Wall Street soars to record highs
US stock indices had a mixed close on Thursday, with modest losses for the S&P and NASDAQ, and gains for the Dow and Russell 2000. Equities sold off initially after the Fed’s FOMC announced its expected 25 basis point rate cut. There was only one dissenter, and that was President Trump’s new pick for Fed governor, Stephen Miran, who voted for a 50-basis-point cut.
Source: TN Trader
Investors paid close attention to the concurrent release of the FOMC’s quarterly Summary of Economic Projections. This showed that the majority of the 19 members of the FOMC favoured two more 25 basis point rate cuts before the year-end. But then went on to forecast one cut in 2026 and a final one in 2027, taking the Fed Funds down to 3.00-3.25%.
This outlook fell short of market hopes for a deeper easing cycle. But equities then bounced off their lows as investors interpreted these forecasts as a vote of confidence in the US economy.
The FOMC raised its predictions for GDP growth and kept its inflation estimates unchanged from June.
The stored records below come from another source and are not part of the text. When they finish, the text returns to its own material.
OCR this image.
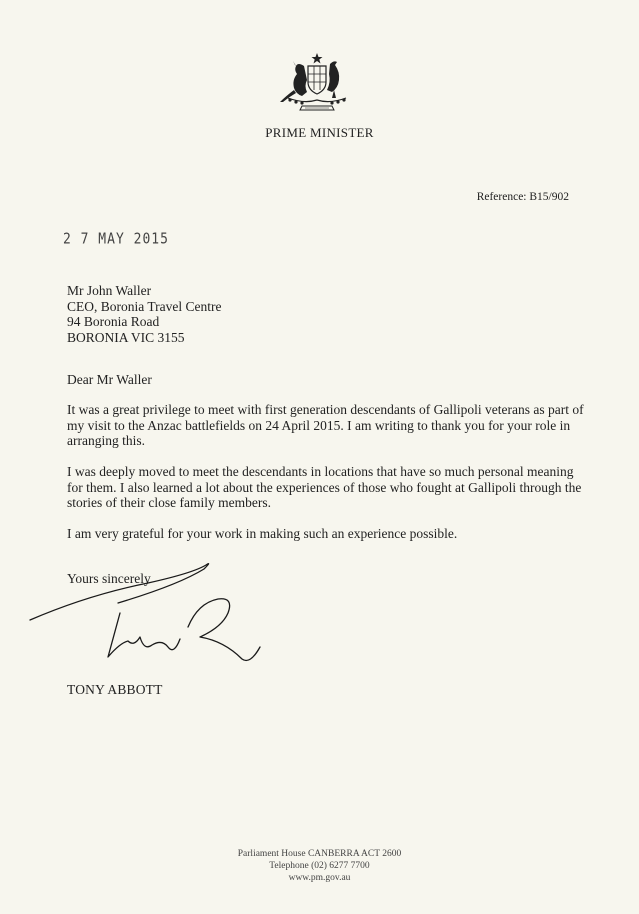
PRIME MINISTER
Reference: B15/902
2 7 MAY 2015
Mr John Waller
CEO, Boronia Travel Centre
94 Boronia Road
BORONIA VIC 3155
Dear Mr Waller
It was a great privilege to meet with first generation descendants of Gallipoli veterans as part of my visit to the Anzac battlefields on 24 April 2015. I am writing to thank you for your role in arranging this.
I was deeply moved to meet the descendants in locations that have so much personal meaning for them. I also learned a lot about the experiences of those who fought at Gallipoli through the stories of their close family members.
I am very grateful for your work in making such an experience possible.
Yours sincerely
TONY ABBOTT
Parliament House CANBERRA ACT 2600
Telephone (02) 6277 7700
www.pm.gov.au
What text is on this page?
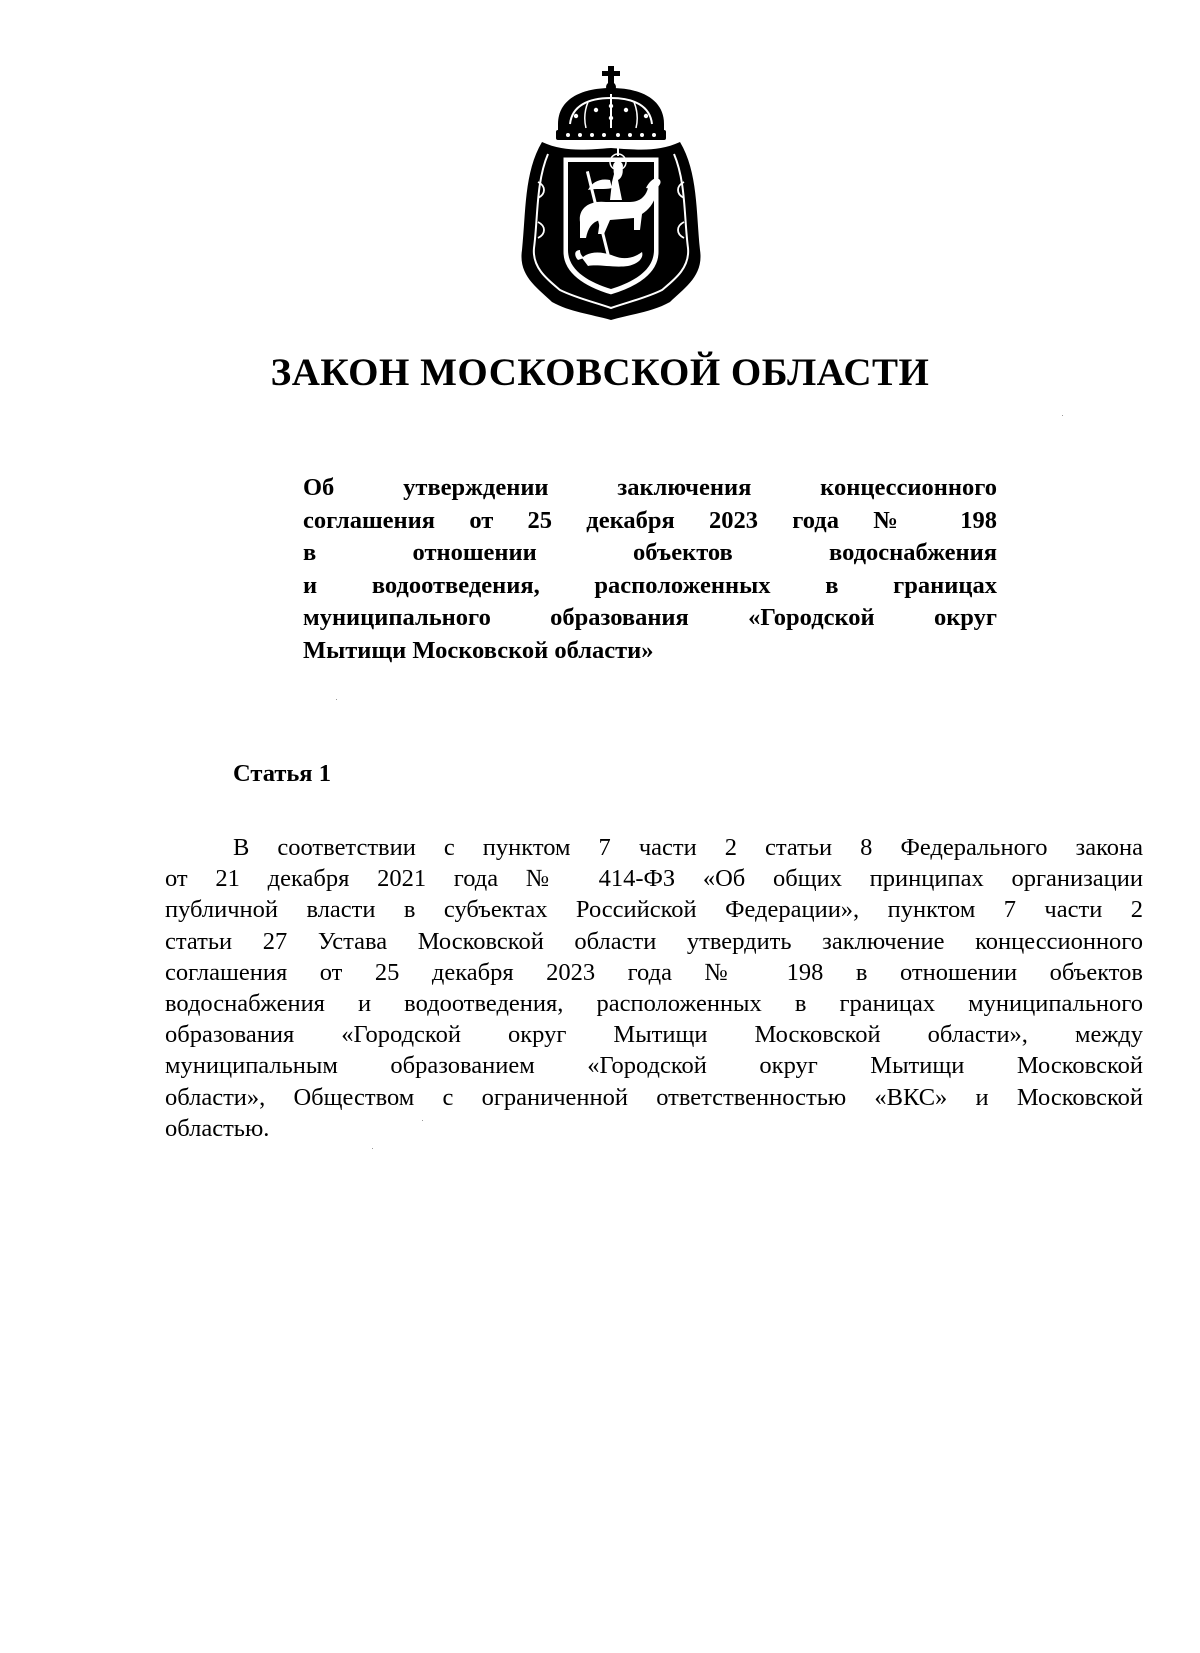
ЗАКОН МОСКОВСКОЙ ОБЛАСТИ
Об утверждении заключения концессионного
соглашения от 25 декабря 2023 года № 198
в отношении объектов водоснабжения
и водоотведения, расположенных в границах
муниципального образования «Городской округ
Мытищи Московской области»
Статья 1
В соответствии с пунктом 7 части 2 статьи 8 Федерального закона
от 21 декабря 2021 года № 414-ФЗ «Об общих принципах организации
публичной власти в субъектах Российской Федерации», пунктом 7 части 2
статьи 27 Устава Московской области утвердить заключение концессионного
соглашения от 25 декабря 2023 года № 198 в отношении объектов
водоснабжения и водоотведения, расположенных в границах муниципального
образования «Городской округ Мытищи Московской области», между
муниципальным образованием «Городской округ Мытищи Московской
области», Обществом с ограниченной ответственностью «ВКС» и Московской
областью.
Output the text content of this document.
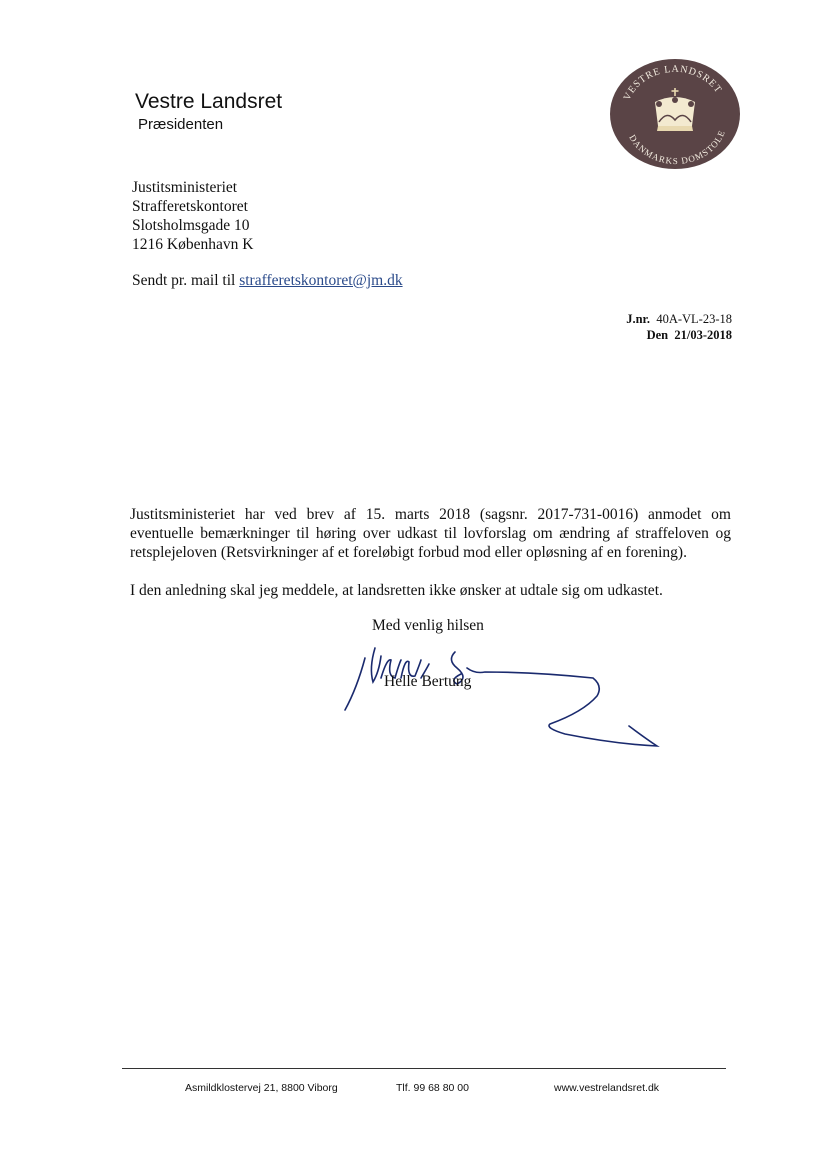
Vestre Landsret
Præsidenten
VESTRE LANDSRET
DANMARKS DOMSTOLE
Justitsministeriet
Strafferetskontoret
Slotsholmsgade 10
1216 København K
Sendt pr. mail til strafferetskontoret@jm.dk
J.nr. 40A-VL-23-18
Den 21/03-2018
Justitsministeriet har ved brev af 15. marts 2018 (sagsnr. 2017-731-0016) anmodet om eventuelle bemærkninger til høring over udkast til lovforslag om ændring af straffeloven og retsplejeloven (Retsvirkninger af et foreløbigt forbud mod eller opløsning af en forening).
I den anledning skal jeg meddele, at landsretten ikke ønsker at udtale sig om udkastet.
Med venlig hilsen
Helle Bertung
Asmildklostervej 21, 8800 Viborg	Tlf. 99 68 80 00	www.vestrelandsret.dk
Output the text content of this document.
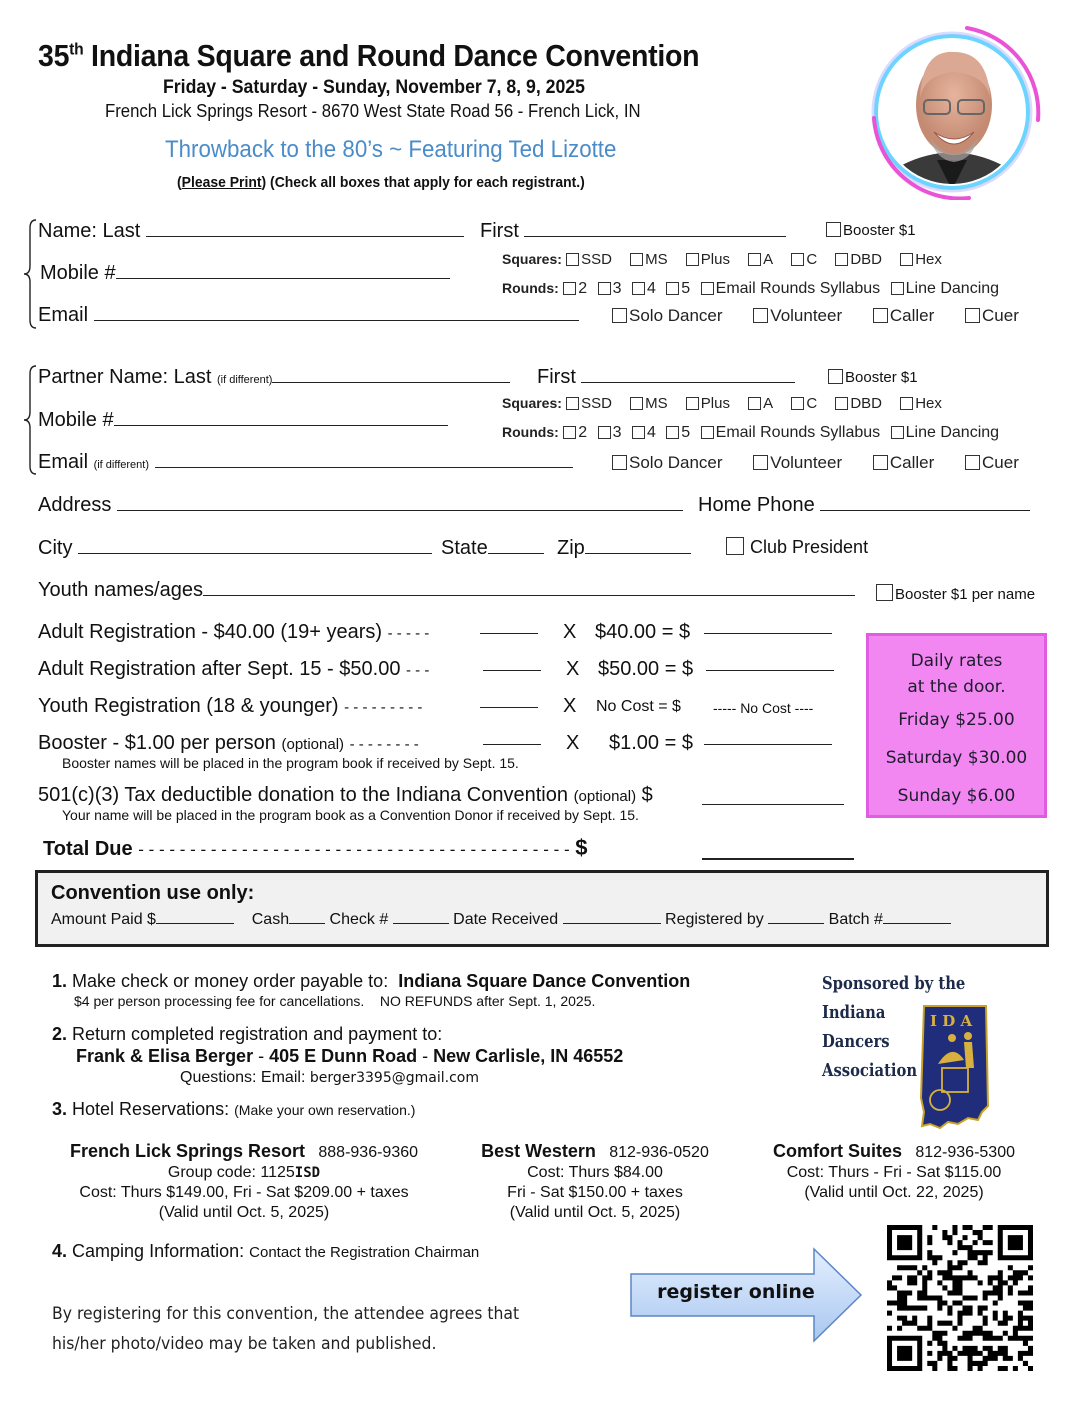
35th Indiana Square and Round Dance Convention
Friday - Saturday - Sunday, November 7, 8, 9, 2025
French Lick Springs Resort - 8670 West State Road 56 - French Lick, IN
Throwback to the 80’s ~ Featuring Ted Lizotte
(Please Print) (Check all boxes that apply for each registrant.)
Name: Last	First	Booster $1
Mobile #
Email
Squares: SSD MS Plus A C DBD Hex
Rounds: 2 3 4 5 Email Rounds Syllabus Line Dancing
Solo Dancer	Volunteer	Caller	Cuer
Partner Name: Last (if different)	First	Booster $1
Mobile #
Email (if different)
Squares: SSD MS Plus A C DBD Hex
Rounds: 2 3 4 5 Email Rounds Syllabus Line Dancing
Solo Dancer	Volunteer	Caller	Cuer
Address	Home Phone
City	State	Zip	Club President
Youth names/ages	Booster $1 per name
Adult Registration - $40.00 (19+ years) - - - - -	X $40.00 = $
Adult Registration after Sept. 15 - $50.00 - - -	X $50.00 = $
Youth Registration (18 & younger) - - - - - - - - -	X No Cost = $ ----- No Cost ----
Booster - $1.00 per person (optional) - - - - - - - -	X $1.00 = $
Booster names will be placed in the program book if received by Sept. 15.
501(c)(3) Tax deductible donation to the Indiana Convention (optional) $
Your name will be placed in the program book as a Convention Donor if received by Sept. 15.
Total Due - - - - - - - - - - - - - - - - - - - - - - - - - - - - - - - - - - - - - - - - - - $
Daily rates
at the door.
Friday $25.00
Saturday $30.00
Sunday $6.00
Convention use only:
Amount Paid $	Cash	Check #	Date Received	Registered by	Batch #
1. Make check or money order payable to: Indiana Square Dance Convention
$4 per person processing fee for cancellations. NO REFUNDS after Sept. 1, 2025.
2. Return completed registration and payment to:
Frank & Elisa Berger - 405 E Dunn Road - New Carlisle, IN 46552
Questions: Email: berger3395@gmail.com
3. Hotel Reservations: (Make your own reservation.)
Sponsored by the
Indiana
Dancers
Association
I D A
French Lick Springs Resort 888-936-9360
Group code: 1125ISD
Cost: Thurs $149.00, Fri - Sat $209.00 + taxes
(Valid until Oct. 5, 2025)
Best Western 812-936-0520
Cost: Thurs $84.00
Fri - Sat $150.00 + taxes
(Valid until Oct. 5, 2025)
Comfort Suites 812-936-5300
Cost: Thurs - Fri - Sat $115.00
(Valid until Oct. 22, 2025)
4. Camping Information: Contact the Registration Chairman
By registering for this convention, the attendee agrees that
his/her photo/video may be taken and published.
register online
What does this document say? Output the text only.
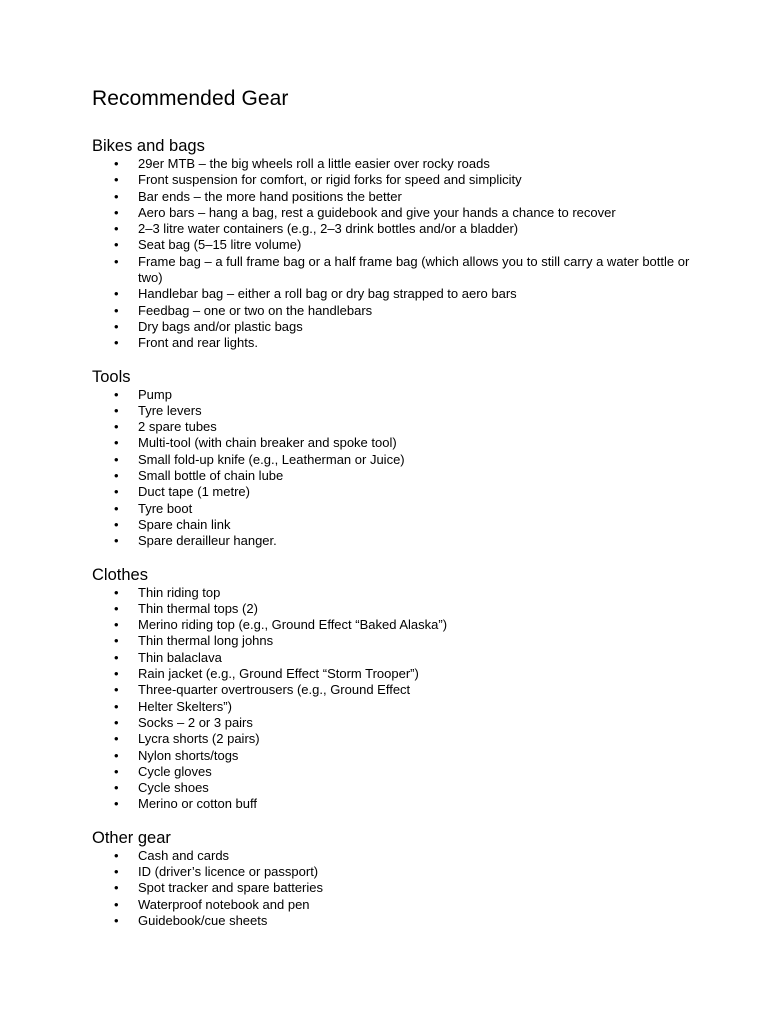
Recommended Gear
Bikes and bags
• 29er MTB – the big wheels roll a little easier over rocky roads
• Front suspension for comfort, or rigid forks for speed and simplicity
• Bar ends – the more hand positions the better
• Aero bars – hang a bag, rest a guidebook and give your hands a chance to recover
• 2–3 litre water containers (e.g., 2–3 drink bottles and/or a bladder)
• Seat bag (5–15 litre volume)
• Frame bag – a full frame bag or a half frame bag (which allows you to still carry a water bottle or two)
• Handlebar bag – either a roll bag or dry bag strapped to aero bars
• Feedbag – one or two on the handlebars
• Dry bags and/or plastic bags
• Front and rear lights.
Tools
• Pump
• Tyre levers
• 2 spare tubes
• Multi-tool (with chain breaker and spoke tool)
• Small fold-up knife (e.g., Leatherman or Juice)
• Small bottle of chain lube
• Duct tape (1 metre)
• Tyre boot
• Spare chain link
• Spare derailleur hanger.
Clothes
• Thin riding top
• Thin thermal tops (2)
• Merino riding top (e.g., Ground Effect “Baked Alaska”)
• Thin thermal long johns
• Thin balaclava
• Rain jacket (e.g., Ground Effect “Storm Trooper”)
• Three-quarter overtrousers (e.g., Ground Effect
• Helter Skelters”)
• Socks – 2 or 3 pairs
• Lycra shorts (2 pairs)
• Nylon shorts/togs
• Cycle gloves
• Cycle shoes
• Merino or cotton buff
Other gear
• Cash and cards
• ID (driver’s licence or passport)
• Spot tracker and spare batteries
• Waterproof notebook and pen
• Guidebook/cue sheets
However, as Fed Chair Jerome Powell stated in his subsequent press conference, labour market risks have increased, which helped to justify yesterday’s cut, even if the effects of President Trump’s tariffs remain unclear. Mr Powell described the move as “a risk management cut,” a new phrase that differed from previous meetings.
Despite last night’s muted close, US stock index futures soared in early trade this morning. The move has taken the Dow, S&P 500 and NASDAQ to fresh all-time highs. And in contrast to last year’s rate cuts, the 10-year Treasury yield hasn’t, counterintuitively, surged higher. Instead, it appears to be well-anchored just above 4.0%, near the lows from last April.